Le capitaine Amadou Haya Sanogo est-il devenu un « Karamogo » ?
Révélé à la faveur d’un coup d’Etat avorté le 22 mars 2012, le capitaine Amadou Haya Sanogo avait longtemps marqué les esprits des Maliens avec un style peu différent de celui du capitaine Moussa Dadis Camara de la Guinée. Comme un revirement de situation, l’homme fort de Kati se trouverait aujourd’hui dans la peau d’un «Karamogo» (marabout) au propre comme au figuré.
Révélé à la face du monde de la plus controversée des manières (un coup de force contre un régime démocratiquement élu), Amadou Haya Sanogo avait besoin d’un réel changement de veste pour se faire oublier et rentrer dans le giron de la majorité de l’opinion publique.
Même si le temps d’attente a été long, le N°1 du défunt CNRDRE se meut tout de même. Le président du Comité de réforme des forces armées et de sécurité, selon toute vraisemblance, se serait mu en «Karamogo ». Une appellation que lui attribuent ses admirateurs à Bamako et à Kati. Tiré du Bamanankan, «Karamogo » signifie le maitre spirituel, le gourou, un dépositaire de pouvoirs mystiques, un maitre coranique, un marabout, un chef dans la confrérie des chasseurs.
Ce mot aux multiples sens est-il employé par les partisans du capitaine à titre affectif ou pour révéler la puissance mystique de l’homme qui aura renversé un régime de généraux ? L’interrogation a un pesant d’or. Tant est-il qu’il n’y a pas de fumée sans feu.
Sanogo marabout ou partisan des fétiches ?
En tout cas, depuis les moments chauds des marches anti-Cedeao, le capitaine Amadou Haya Sanogo a sollicité la bénédiction d’un « Karamogo » attitré du pays.
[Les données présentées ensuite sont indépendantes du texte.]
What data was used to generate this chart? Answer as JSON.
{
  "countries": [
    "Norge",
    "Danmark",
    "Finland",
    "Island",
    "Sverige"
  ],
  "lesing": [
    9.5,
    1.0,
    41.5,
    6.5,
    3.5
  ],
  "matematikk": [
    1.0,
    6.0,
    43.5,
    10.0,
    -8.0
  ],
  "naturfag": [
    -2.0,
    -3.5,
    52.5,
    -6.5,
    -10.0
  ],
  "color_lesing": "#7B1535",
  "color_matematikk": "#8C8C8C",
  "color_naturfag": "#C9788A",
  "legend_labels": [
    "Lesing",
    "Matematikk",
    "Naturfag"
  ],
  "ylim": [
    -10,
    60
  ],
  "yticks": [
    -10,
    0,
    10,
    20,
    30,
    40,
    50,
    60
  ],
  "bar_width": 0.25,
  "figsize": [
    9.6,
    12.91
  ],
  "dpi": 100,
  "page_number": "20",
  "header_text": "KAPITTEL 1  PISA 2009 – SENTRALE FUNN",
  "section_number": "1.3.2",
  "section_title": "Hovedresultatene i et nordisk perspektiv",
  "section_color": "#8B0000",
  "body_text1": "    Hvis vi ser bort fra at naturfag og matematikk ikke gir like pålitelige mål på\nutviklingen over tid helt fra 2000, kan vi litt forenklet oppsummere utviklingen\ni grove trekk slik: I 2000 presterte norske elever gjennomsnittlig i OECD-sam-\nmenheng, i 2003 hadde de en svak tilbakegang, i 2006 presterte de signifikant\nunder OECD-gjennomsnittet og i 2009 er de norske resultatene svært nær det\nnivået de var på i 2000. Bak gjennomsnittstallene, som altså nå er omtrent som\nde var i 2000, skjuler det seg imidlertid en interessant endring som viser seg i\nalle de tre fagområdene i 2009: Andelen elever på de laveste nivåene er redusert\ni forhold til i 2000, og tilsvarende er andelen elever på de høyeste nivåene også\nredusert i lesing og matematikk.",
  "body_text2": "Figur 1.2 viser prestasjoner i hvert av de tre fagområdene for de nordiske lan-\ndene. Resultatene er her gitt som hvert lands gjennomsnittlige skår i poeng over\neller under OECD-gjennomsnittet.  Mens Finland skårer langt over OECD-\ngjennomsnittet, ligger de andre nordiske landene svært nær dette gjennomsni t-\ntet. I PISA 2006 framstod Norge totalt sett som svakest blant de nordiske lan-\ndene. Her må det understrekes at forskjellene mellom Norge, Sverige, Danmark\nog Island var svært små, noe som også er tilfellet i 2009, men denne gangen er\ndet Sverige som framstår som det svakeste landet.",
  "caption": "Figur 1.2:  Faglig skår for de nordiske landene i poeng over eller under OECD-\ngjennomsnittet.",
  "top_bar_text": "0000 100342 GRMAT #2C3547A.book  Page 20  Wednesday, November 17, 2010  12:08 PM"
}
Le leader religieux et marabout de Nioro, Mohamoud Checknè Haïdara alias Bouillé, qui a répondu par des gestes sympathiques à l’appel du jeune soldat en détresse (car acculé par la classe politique et la communauté internationale). En compagnie d’une forte délégation composée de ses enfants et de ses disciples, Bouillé a effectué une visité de courtoisie à Kati où les cadeaux symboliques ne lui ont pas manqué. Un cheval blanc a été offert par le capitaine à l’hôte de marque du jour.
Dans notre société, le cheval blanc est un cadeau précieux recommandé dans beaucoup d’offrandes ou de sacrifices. Tout comme la polémique qui s’en est suivie, les interprétations n’ont pas manqué. De mauvaises langues présentaient le cadeau de l’occasion (cheval blanc offert) comme une caution aux connaissances maraboutiques acquises.
En tout cas, dans les apparitions publiques, le nouveau disciple du Chérif de Nioro s’est vêtu tout de blanc (boubou, chéchia et babouches). C’était au CICB lors d’un meeting des leaders religieux.
A l’occasion, le capitaine putschiste avait remplacé son inséparable bâton par un accoutrement de marabout. Une image qui n’est pas passée inaperçue dans les garnisons de Kati où beaucoup étaient habitués à voir Sanogo avec sa supposée canne magique.
Une canne qui fait partie des objets de main les plus utilisés du capitaine Sanogo. Ce précieux compagnon est venu s’ajouter au bracelet en cuir du miraculé du contrecoup d’Etat du 21 mai 2012.
Cet objet fréquent fait partie du décor des chasseurs « maitres de la forêt et dépositaires de connaissances occultes et mystérieuses. Lors des sorties des chasseurs, Sanogo se faisait représenter et faisait parvenir ses messages de soutien à la confrérie. Il trouvait des occasions pour se réclamer de cette organisation sociale.
Même s’il est vrai que Sanogo est devenu un Karamogo, il ne serait pas encore devenu un bon voyant car toutes les fois où il s’est prononcé sur des évènements futurs, ses génies lui ont menti. Comme son gourou de Nioro, Sanogo a avait assuré qu’aucun soldat étranger ne foulera le sol malien. Il avait précédemment déclaré que Dioncounda ne passera une seconde de plus après ses 40 jours de présidence intérimaire.
Marabout ou pas, féticheurs ou non, Sanogo est en tout cas convaincu de l’existence de forces mystiques. Lors d’une sortie télévisée, l’homme fort de Kati a bien déclaré que les militaires au front ont besoin de connaissances des détenteurs de pouvoirs occultes. A l’occasion, il avait également sollicité du matériel militaire pour les hommes au front.